The score for inhalation technique, ranging from 0% (poor) to 100% (good), is calculated for each actuation of the controller or rescue inhaler. To define inhalation technique, five different errors are defined based on previous research and recommendations16 (table 2). Each error is initialised to 100% for each actuation and adjusted after the inhalation. Scores take into account the type of pMDI connected to the smart spacer.

Table 2

Technique error summary, as measured by the smart spacer

Data output smart spacer

Figure 2 shows an example of the output of the smart spacer data visualisation. To assess this output, the memory card from the smart spacer needs to be manually removed and the data file should be transferred to a computer to be analysed using a Microsoft Excel file. Together with the patient, the adherence report is then analysed by the nurse. Using this output, tailor made inhalation education can be given. As such, patients will be asked to bring their smart spacer to the study visits.

Figure 2

Example data output smart spacer.

Study visits

An overview of the study visits is provided in figure 3.

Figure 3

Study design and visits of the OUTERSPACE study. FeNO, fractional exhaled nitric oxide; OUTERSPACE, OUtcomes following Tailored Education and Retraining: Studying Performance and AdherenCE; SUS, System Usability Scale; TAI, Test of Adherence to Inhalers; WPAI, Work Productivity and Activity Impairment.

Training of study sites

To learn how to handle the smart spacer, interpret its data and standardise the education, the nurses received a protocolled 2-hour training from a specialised respiratory nurse who had experience with the smart spacer.

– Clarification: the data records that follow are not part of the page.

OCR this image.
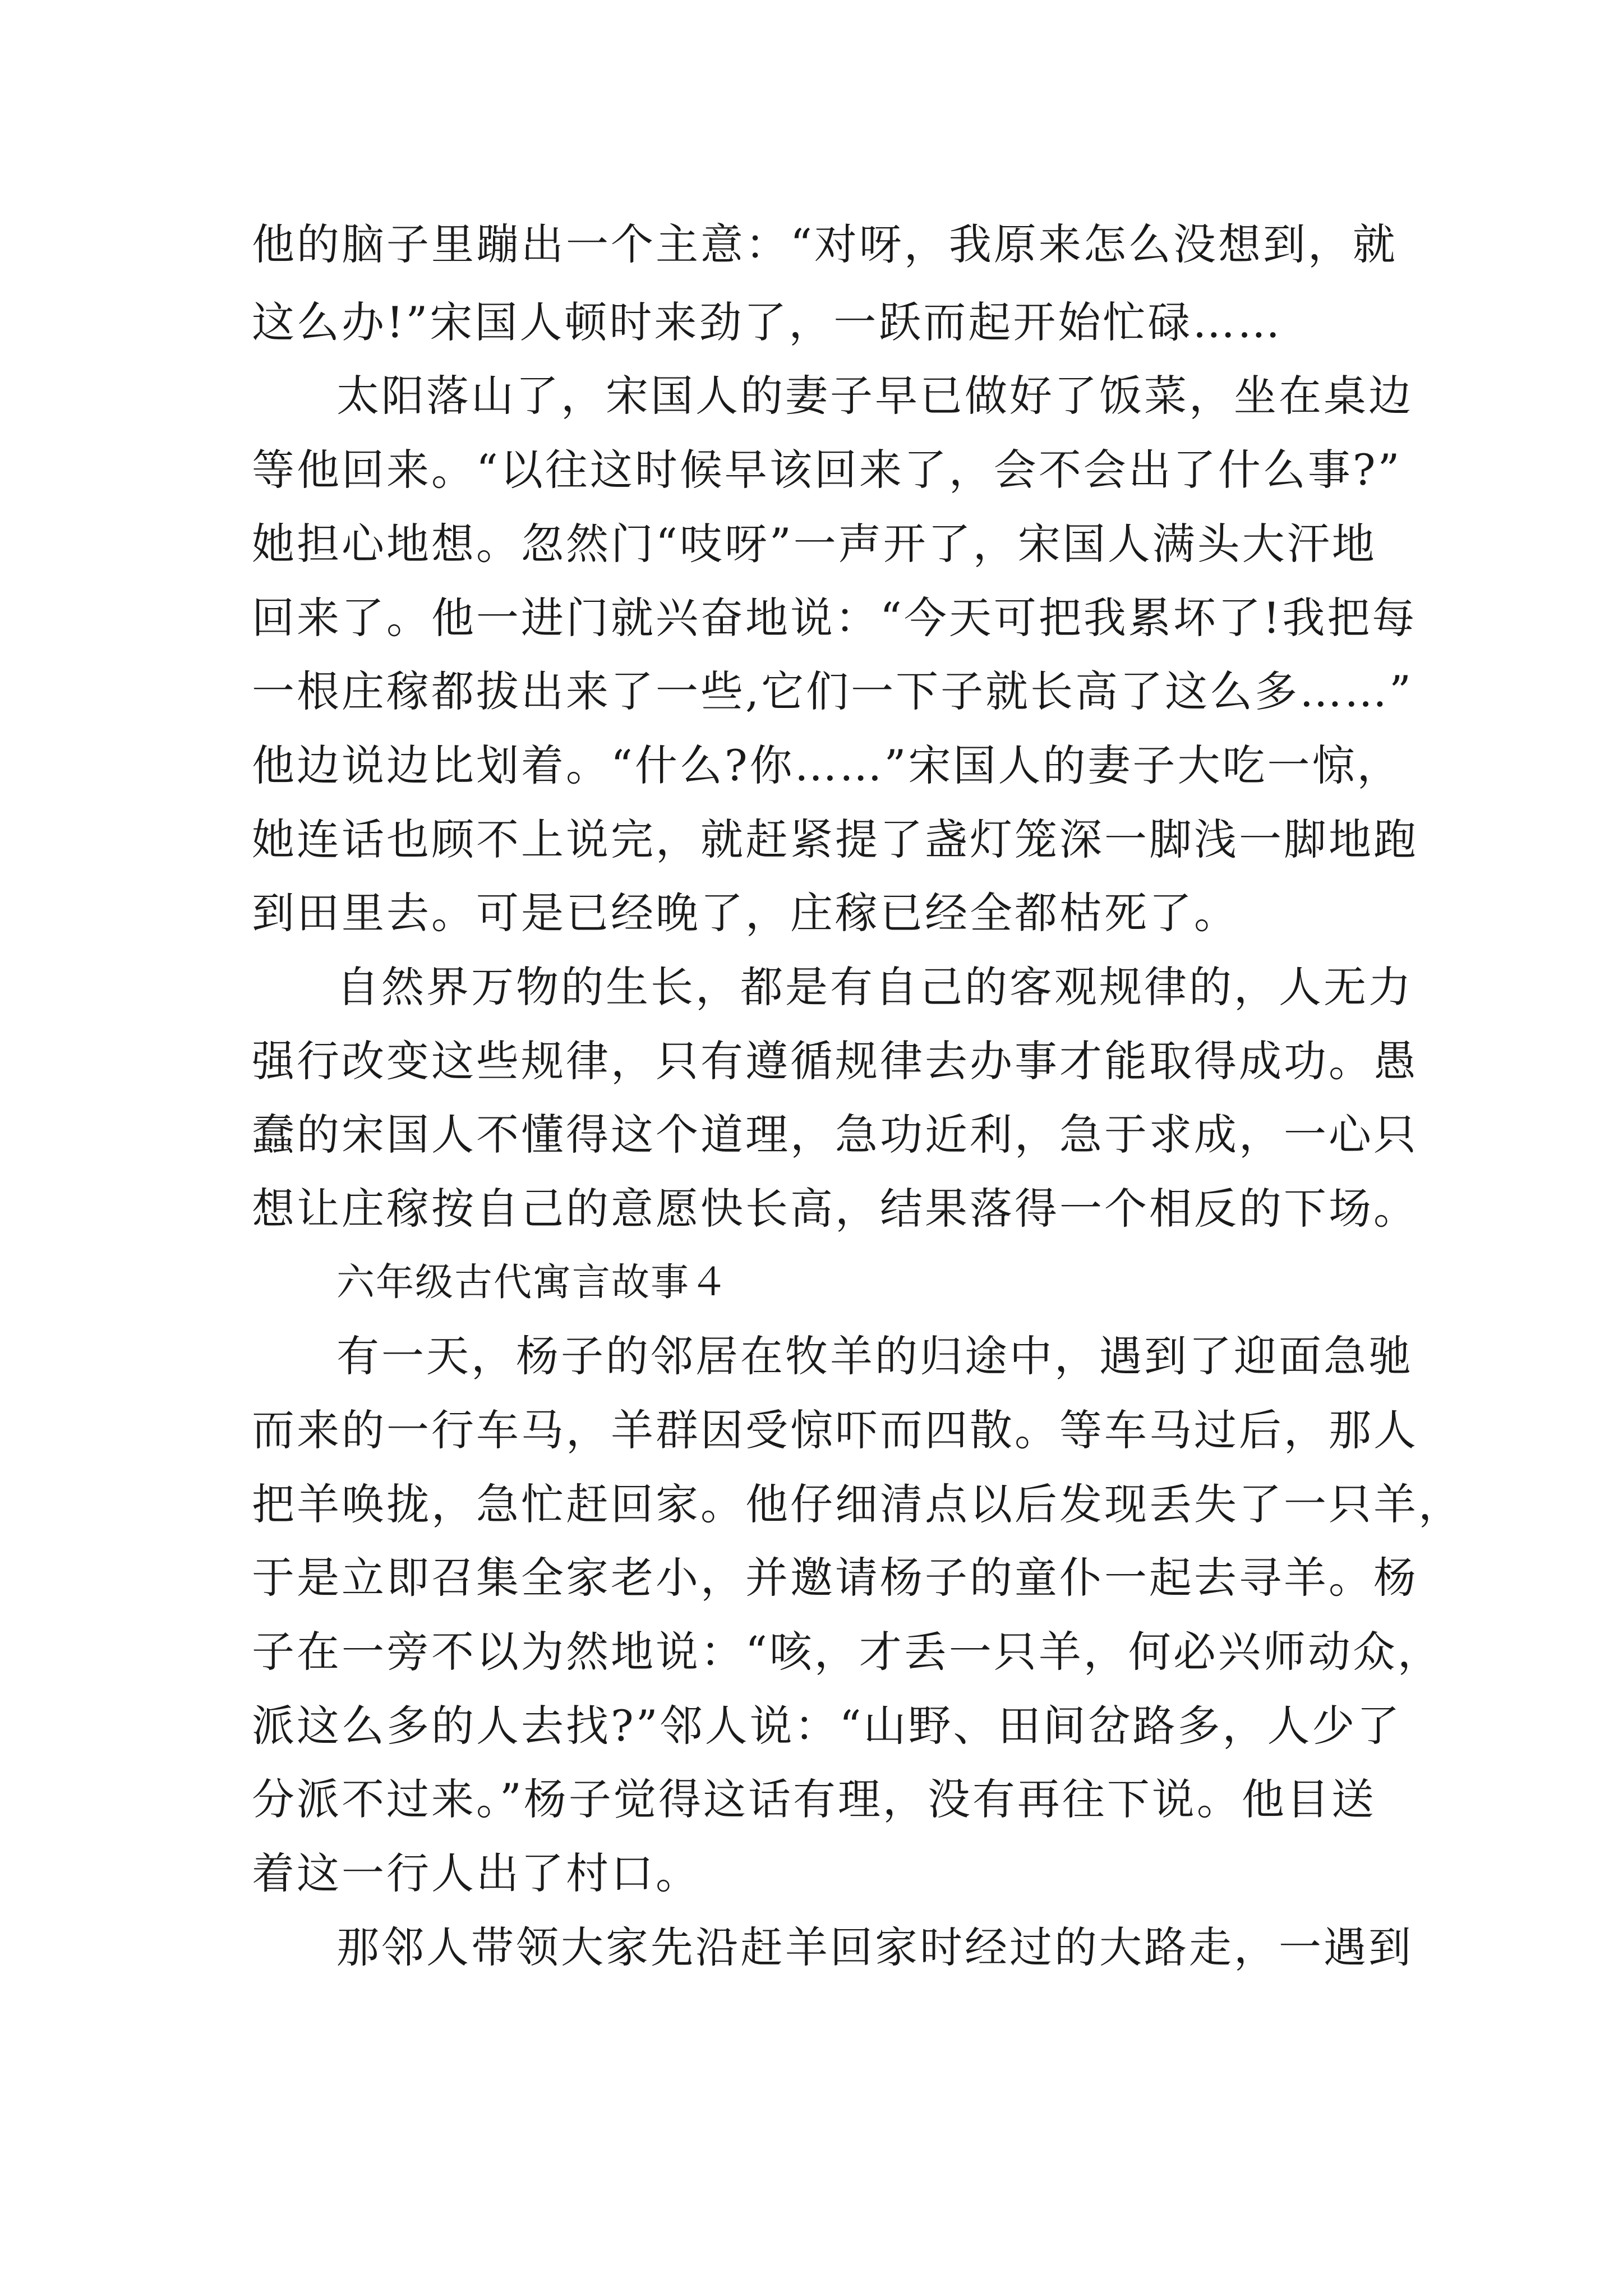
他的脑子里蹦出一个主意：“对呀，我原来怎么没想到，就

这么办!”宋国人顿时来劲了，一跃而起开始忙碌……

太阳落山了，宋国人的妻子早已做好了饭菜，坐在桌边

等他回来。“以往这时候早该回来了，会不会出了什么事?”

她担心地想。忽然门“吱呀”一声开了，宋国人满头大汗地

回来了。他一进门就兴奋地说：“今天可把我累坏了!我把每

一根庄稼都拔出来了一些,它们一下子就长高了这么多……”

他边说边比划着。“什么?你……”宋国人的妻子大吃一惊，

她连话也顾不上说完，就赶紧提了盏灯笼深一脚浅一脚地跑

到田里去。可是已经晚了，庄稼已经全都枯死了。

自然界万物的生长，都是有自己的客观规律的，人无力

强行改变这些规律，只有遵循规律去办事才能取得成功。愚

蠢的宋国人不懂得这个道理，急功近利，急于求成，一心只

想让庄稼按自己的意愿快长高，结果落得一个相反的下场。

六年级古代寓言故事４

有一天，杨子的邻居在牧羊的归途中，遇到了迎面急驰

而来的一行车马，羊群因受惊吓而四散。等车马过后，那人

把羊唤拢，急忙赶回家。他仔细清点以后发现丢失了一只羊，

于是立即召集全家老小，并邀请杨子的童仆一起去寻羊。杨

子在一旁不以为然地说：“咳，才丢一只羊，何必兴师动众，

派这么多的人去找?”邻人说：“山野、田间岔路多，人少了

分派不过来。”杨子觉得这话有理，没有再往下说。他目送

着这一行人出了村口。

那邻人带领大家先沿赶羊回家时经过的大路走，一遇到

The study has three visits, further detailed below.

First visit (t=−1 month)

At baseline during the first visit, all participants’ demographics and medical history are recorded (age, sex, weight, height, smoking status, comorbidity, date of last exacerbation, prescribed medication), a FeNO test is performed, and the Asthma Control Questionnaire (ACQ),20 Work Productivity and Activity Impairment (WPAI)21 questionnaire and Test of Adherence to Inhalers (TAI)22 are administered. Pharmacy dispense records from the previous year will be extracted to assess 1-year history of medication use, including oral steroid and antibiotics short-courses. Patients receive the smart spacer with user instruction.

Second visit (T=0)

One month after the first visit, the second visit takes place where a lung function test is performed (forced expiratory volume in 1 second [FEV1], peak expiratory flow [PEF]), FeNO will be reassessed and the ACQ, WPAI and TAI will be readministered.

Intervention group

Those randomised to the intervention group will, in addition to usual care, be given personalised inhalation education with detailed information about how and when they used their inhaled medications based on smart spacer data. Data from the smart spacer will be downloaded by the nurse and discussed with the patient. If errors in medication use are identified with data from the smart spacer, protocolled inhaler instructions will be provided to help eliminate errors, following standardised Dutch Lung Alliance Netherlands inhaler use protocols. To protocolise the adherence interventions, the TAI Toolkit23 will be used.

Control group

The control group receives usual care, that is, a regular review of their asthma according to Dutch primary care asthma guidelines.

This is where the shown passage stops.